Pre-load repositories already cloned to disk

You can use repositories that are already cloned to disk on the host machine to speed up Sourcegraph's cloning. This is useful for very large repositories on which cloning exceeds the resources available to the Docker container. This is not intended for individual users who want to set up a personal Sourcegraph instance just for searching code on their own local disk; we recommend either using a CLI tool such as ripgrep instead, or simply connecting Sourcegraph to your code host with a limited set of repositories.

The steps documented here are intended for single-container Sourcegraph instances. The general process also applies for other deployment methods, with some differences:

  • Docker Compose: you need to perform these steps on the relevant Docker Compose volumes.
  • Kubernetes: you need to perform these steps on the underlying node hosting the gitserver pod, or on the persistent volume used by the gitserver deployment.

If you're using the default --volume $HOME/.sourcegraph/data:/var/opt/sourcegraph argument to run the sourcegraph/server Docker image, and the repository you want to add is named github.com/my/repo, then follow these steps:

  1. Ensure that the added repository is included in a code host configuration on Sourcegraph.

  2. Stop Sourcegraph if it is running. This is to ensure it doesn't interfere with the clone.

  3. On the host machine, ensure that a bare Git clone of the repository exists at $HOME/.sourcegraph/data/repos/github.com/my/repo/.git.

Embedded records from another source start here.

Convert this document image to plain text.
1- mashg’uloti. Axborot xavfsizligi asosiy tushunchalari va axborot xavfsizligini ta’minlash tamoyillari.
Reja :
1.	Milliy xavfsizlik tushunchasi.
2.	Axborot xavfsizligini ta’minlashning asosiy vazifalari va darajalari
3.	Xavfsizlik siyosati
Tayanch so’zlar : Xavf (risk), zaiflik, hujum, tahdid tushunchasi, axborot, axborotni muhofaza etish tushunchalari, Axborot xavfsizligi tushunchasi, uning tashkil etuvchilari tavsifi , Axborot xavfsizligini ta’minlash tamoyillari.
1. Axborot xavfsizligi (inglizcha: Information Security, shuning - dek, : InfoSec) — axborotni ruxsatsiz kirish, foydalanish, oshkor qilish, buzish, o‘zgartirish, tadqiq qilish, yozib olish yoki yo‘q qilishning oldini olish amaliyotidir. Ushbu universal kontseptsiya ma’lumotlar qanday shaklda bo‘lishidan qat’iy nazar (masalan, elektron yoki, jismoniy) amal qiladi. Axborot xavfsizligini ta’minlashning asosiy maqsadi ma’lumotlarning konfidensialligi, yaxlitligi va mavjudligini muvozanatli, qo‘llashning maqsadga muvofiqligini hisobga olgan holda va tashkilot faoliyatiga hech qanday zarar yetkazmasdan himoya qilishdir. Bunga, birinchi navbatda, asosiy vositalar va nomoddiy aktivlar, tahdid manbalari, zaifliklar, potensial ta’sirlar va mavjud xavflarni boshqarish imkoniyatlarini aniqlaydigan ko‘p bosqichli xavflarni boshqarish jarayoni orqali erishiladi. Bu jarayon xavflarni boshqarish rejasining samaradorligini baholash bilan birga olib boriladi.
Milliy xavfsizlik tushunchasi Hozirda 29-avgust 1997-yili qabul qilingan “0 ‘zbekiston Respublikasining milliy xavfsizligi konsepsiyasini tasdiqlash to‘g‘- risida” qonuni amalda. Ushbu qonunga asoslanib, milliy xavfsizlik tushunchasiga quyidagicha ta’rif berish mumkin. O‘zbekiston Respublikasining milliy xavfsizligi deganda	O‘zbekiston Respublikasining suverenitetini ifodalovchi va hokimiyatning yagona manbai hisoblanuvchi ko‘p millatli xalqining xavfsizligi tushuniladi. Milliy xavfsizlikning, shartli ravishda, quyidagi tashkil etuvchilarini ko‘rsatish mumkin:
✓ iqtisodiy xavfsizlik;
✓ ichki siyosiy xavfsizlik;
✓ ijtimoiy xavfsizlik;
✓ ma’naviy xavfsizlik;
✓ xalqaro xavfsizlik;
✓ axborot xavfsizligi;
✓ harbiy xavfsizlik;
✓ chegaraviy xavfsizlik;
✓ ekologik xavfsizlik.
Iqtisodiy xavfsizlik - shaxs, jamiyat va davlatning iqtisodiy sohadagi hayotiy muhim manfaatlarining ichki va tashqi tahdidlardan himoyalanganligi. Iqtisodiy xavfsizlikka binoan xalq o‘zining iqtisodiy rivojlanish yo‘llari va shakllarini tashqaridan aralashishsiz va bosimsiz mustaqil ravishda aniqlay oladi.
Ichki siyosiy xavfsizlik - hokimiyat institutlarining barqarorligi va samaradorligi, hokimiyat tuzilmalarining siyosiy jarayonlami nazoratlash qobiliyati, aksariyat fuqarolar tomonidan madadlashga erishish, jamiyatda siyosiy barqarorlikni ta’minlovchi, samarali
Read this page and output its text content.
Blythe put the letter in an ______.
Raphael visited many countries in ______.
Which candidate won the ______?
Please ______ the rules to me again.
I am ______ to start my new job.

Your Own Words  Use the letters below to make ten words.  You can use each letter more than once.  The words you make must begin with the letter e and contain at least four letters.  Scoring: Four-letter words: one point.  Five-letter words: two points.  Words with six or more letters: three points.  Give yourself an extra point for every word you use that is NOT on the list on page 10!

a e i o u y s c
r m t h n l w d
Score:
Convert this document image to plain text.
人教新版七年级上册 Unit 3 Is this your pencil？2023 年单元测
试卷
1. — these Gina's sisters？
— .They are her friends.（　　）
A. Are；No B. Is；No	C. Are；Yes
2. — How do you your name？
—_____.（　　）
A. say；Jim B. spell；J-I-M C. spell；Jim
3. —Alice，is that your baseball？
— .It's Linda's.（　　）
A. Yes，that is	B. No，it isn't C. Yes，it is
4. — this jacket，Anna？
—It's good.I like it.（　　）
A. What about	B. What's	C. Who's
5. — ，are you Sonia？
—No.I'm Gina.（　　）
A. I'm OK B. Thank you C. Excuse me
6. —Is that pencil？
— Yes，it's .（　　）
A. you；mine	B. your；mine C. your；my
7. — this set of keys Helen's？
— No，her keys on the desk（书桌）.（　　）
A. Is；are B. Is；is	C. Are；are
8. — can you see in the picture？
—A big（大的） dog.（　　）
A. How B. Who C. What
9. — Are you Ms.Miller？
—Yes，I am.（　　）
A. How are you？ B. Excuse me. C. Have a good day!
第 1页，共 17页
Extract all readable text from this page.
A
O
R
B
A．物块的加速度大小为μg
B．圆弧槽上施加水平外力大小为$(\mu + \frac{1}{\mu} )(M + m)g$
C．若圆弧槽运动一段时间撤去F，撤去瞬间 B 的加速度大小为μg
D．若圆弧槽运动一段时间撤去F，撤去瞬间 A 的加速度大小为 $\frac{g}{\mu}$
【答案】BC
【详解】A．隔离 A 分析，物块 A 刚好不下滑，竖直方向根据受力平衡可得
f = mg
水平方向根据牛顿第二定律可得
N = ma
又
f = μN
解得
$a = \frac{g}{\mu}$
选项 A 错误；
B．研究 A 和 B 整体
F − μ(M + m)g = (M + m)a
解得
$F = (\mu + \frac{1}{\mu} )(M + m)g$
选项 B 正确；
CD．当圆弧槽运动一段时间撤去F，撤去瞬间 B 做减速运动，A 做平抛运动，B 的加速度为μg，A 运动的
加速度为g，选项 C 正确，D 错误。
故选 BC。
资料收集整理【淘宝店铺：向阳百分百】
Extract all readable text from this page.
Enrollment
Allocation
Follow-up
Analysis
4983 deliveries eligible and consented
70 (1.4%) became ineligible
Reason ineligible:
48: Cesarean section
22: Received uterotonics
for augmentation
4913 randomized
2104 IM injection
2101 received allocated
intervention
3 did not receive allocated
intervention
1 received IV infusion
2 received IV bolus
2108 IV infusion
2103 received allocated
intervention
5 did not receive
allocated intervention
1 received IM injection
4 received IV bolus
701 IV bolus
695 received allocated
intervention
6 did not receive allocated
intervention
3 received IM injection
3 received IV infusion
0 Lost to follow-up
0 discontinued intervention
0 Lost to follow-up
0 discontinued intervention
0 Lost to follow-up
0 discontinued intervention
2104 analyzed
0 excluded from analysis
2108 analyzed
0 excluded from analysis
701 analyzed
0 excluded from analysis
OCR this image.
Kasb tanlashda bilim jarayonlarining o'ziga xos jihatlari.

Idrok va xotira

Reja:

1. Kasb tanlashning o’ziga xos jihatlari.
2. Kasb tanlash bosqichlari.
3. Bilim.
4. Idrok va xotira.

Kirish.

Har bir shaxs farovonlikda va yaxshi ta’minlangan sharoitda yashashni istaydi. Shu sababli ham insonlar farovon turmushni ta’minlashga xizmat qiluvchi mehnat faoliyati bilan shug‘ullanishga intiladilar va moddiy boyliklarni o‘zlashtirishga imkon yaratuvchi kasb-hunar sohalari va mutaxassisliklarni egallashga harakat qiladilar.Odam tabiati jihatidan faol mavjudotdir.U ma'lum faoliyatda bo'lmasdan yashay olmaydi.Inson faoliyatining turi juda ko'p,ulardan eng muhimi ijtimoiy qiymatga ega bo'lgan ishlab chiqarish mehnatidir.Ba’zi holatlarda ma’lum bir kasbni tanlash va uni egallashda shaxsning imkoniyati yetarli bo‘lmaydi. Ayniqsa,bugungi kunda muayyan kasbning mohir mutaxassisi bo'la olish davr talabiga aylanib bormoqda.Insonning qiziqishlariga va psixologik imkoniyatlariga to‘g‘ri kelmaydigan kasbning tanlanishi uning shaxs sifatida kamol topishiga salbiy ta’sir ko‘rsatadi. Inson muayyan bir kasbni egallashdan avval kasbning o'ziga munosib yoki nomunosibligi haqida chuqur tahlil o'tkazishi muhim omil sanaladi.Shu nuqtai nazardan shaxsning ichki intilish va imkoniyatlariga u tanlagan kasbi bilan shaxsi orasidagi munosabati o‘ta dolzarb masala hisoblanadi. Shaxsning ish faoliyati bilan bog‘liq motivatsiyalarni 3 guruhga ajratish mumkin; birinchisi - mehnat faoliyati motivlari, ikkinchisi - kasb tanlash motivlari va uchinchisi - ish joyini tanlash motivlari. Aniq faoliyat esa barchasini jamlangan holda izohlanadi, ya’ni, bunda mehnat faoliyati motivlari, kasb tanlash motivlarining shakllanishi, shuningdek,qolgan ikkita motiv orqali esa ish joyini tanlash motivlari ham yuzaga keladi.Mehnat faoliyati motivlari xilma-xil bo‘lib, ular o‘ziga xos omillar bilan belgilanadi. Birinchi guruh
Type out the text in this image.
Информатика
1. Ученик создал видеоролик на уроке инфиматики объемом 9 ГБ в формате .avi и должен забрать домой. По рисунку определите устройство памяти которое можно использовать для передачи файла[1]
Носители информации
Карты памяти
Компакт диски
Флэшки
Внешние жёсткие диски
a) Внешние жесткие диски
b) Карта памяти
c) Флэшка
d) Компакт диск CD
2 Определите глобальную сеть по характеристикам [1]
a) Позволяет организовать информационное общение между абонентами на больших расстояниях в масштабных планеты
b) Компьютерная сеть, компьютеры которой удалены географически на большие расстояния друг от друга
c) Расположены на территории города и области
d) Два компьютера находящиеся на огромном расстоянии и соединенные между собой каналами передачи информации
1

    To create a new clone given its clone URL:

    git clone --mirror YOUR-REPOSITORY-CLONE-URL $HOME/.sourcegraph/data/repos/github.com/my/repo/.git
    

    Or, as an optimization, you can reuse an existing local clone to avoid needing to fetch all the repository data again:

    git clone --mirror --reference PATH-TO-YOUR-EXISTING-LOCAL-CLONE --dissociate YOUR-REPOSITORY-CLONE-URL $HOME/.sourcegraph/data/repos/github.com/my/repo/.git
    

If this repository exists on a code host that Sourcegraph integrates with, then use that code host's configuration (as described in the code host documentation). After updating the code host configuration, if you used the correct repository path, Sourcegraph will detect and reuse the existing clone. (For example, if you're working with a repository on GitHub.com, ensure that the repository path name you used is of the form github.com/my/repo.)